Cuando se produjo la bifurcación política del aceleracionismo, la rama izquierda (Alex Williams, Ray Brassier, Reza Negarestani), entendió a la hiperstición como un suplemento estético de la misión política, un dispositivo utópico que emite imágenes ficticias para activar una contrahegemonía real. El aceleracionismo de derecha, capitaneado por Land y redirigido hacia la NRx, acentuó los elementos míticos e inhumanos: una fuerza tecnocapitalista que nos succiona desde el futuro y arrasa a la humanidad, en especial a «La Catedral», el consorcio de instituciones culturales progresistas que entorpecen la aceleración. Esa fuerza puede ser la IA, bitcoin, Gnon, Cthulhu o cualquier otro cuco que se le ocurra al viejo Land.
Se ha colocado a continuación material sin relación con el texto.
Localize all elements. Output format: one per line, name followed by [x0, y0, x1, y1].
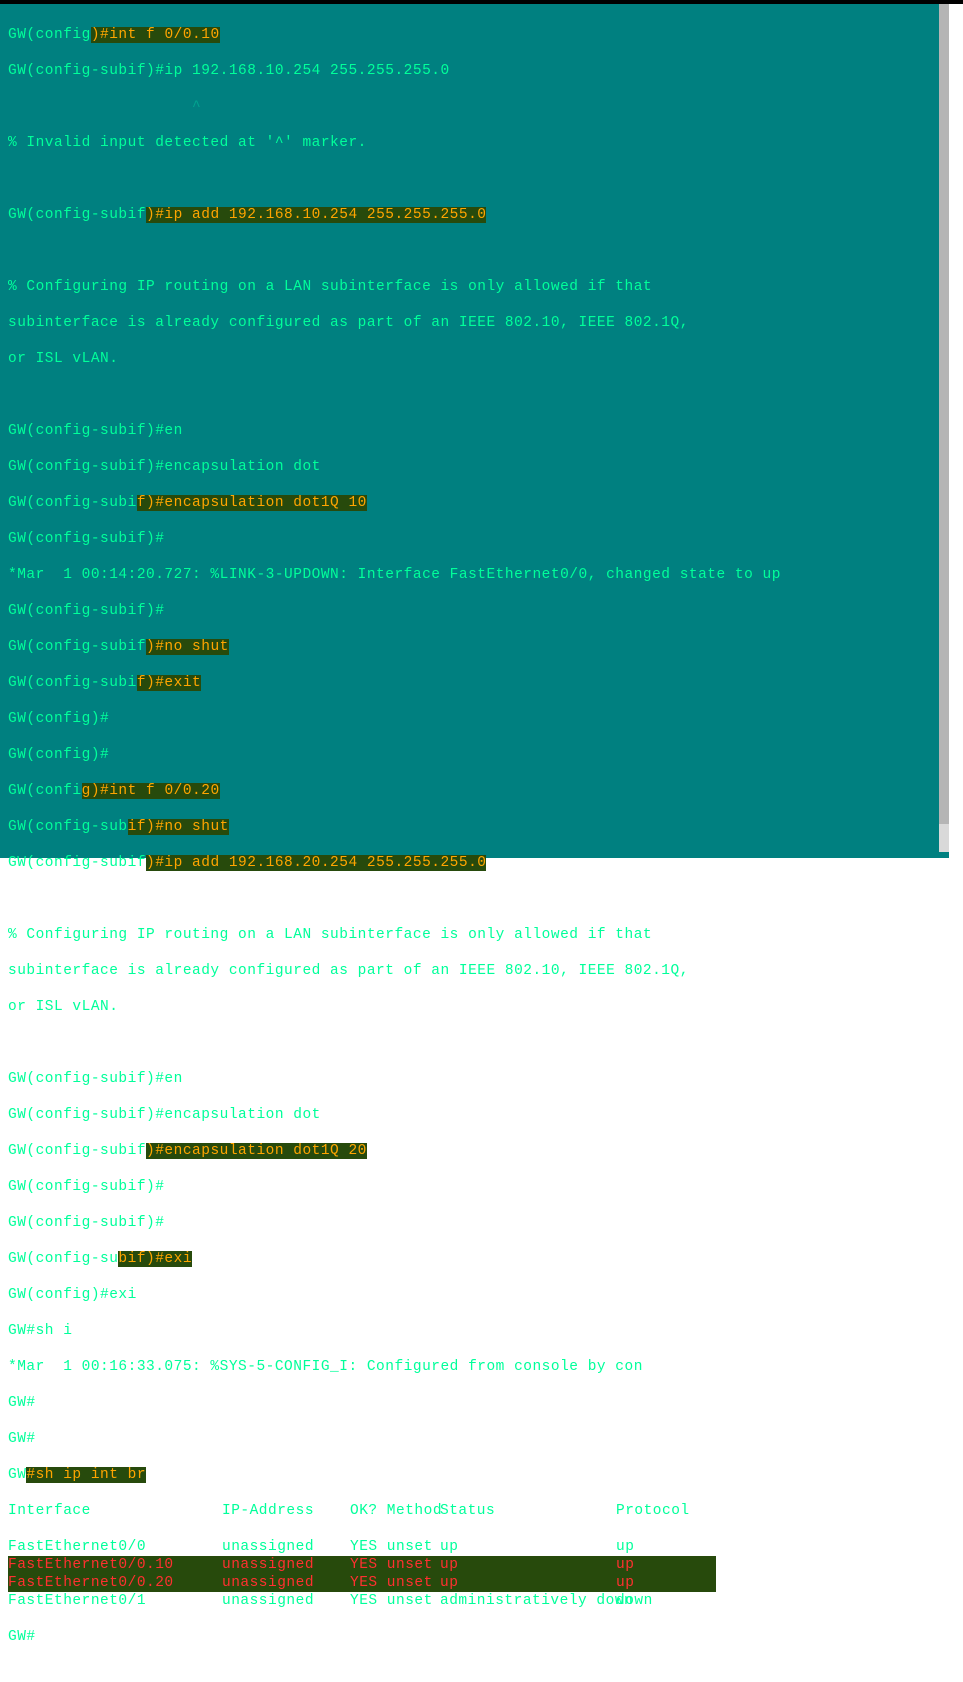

Cuanto más definiciones acumula, la hiperstición gana en espesor conceptual pero pierde en precisión práctica: o es un retorcido esoterismo derechista o un mero utopismo de izquierda. Aún así, la hiperstición puede tonificar a una prognosis debilitada por la aceleración tecnológica, al tiempo que incorporar los múltiples estratos de tiempo de la prognosis puede enriquecer y bajar a tierra a la hiperstición. El resultado sería un feedback entre un futuro que inspira y cumple las ficciones del presente y un pasado que las hace estables e inteligibles. En términos políticos, es un proyecto capaz de plantear imaginaciones y conceptos a futuro tomando en cuenta las temporalidades que inevitablemente tendrá que arrastrar: coyunturas políticas, transiciones económicas, condiciones territoriales y planetarias.
¿Esto es pesimista u optimista, definido o indefinido? No me importa, solo busco esa «imaginación creadora» y esa «capacidad de organizar los elementos» para cortar camino entre la izquierda melancólica y el nihilismo de las nuevas derechas. Sobre su eficacia, sólo citaré a Elizabeth Sandifer: «Los derrotados operan desde las sombras y los escondites, y su legado es críptico y secreto».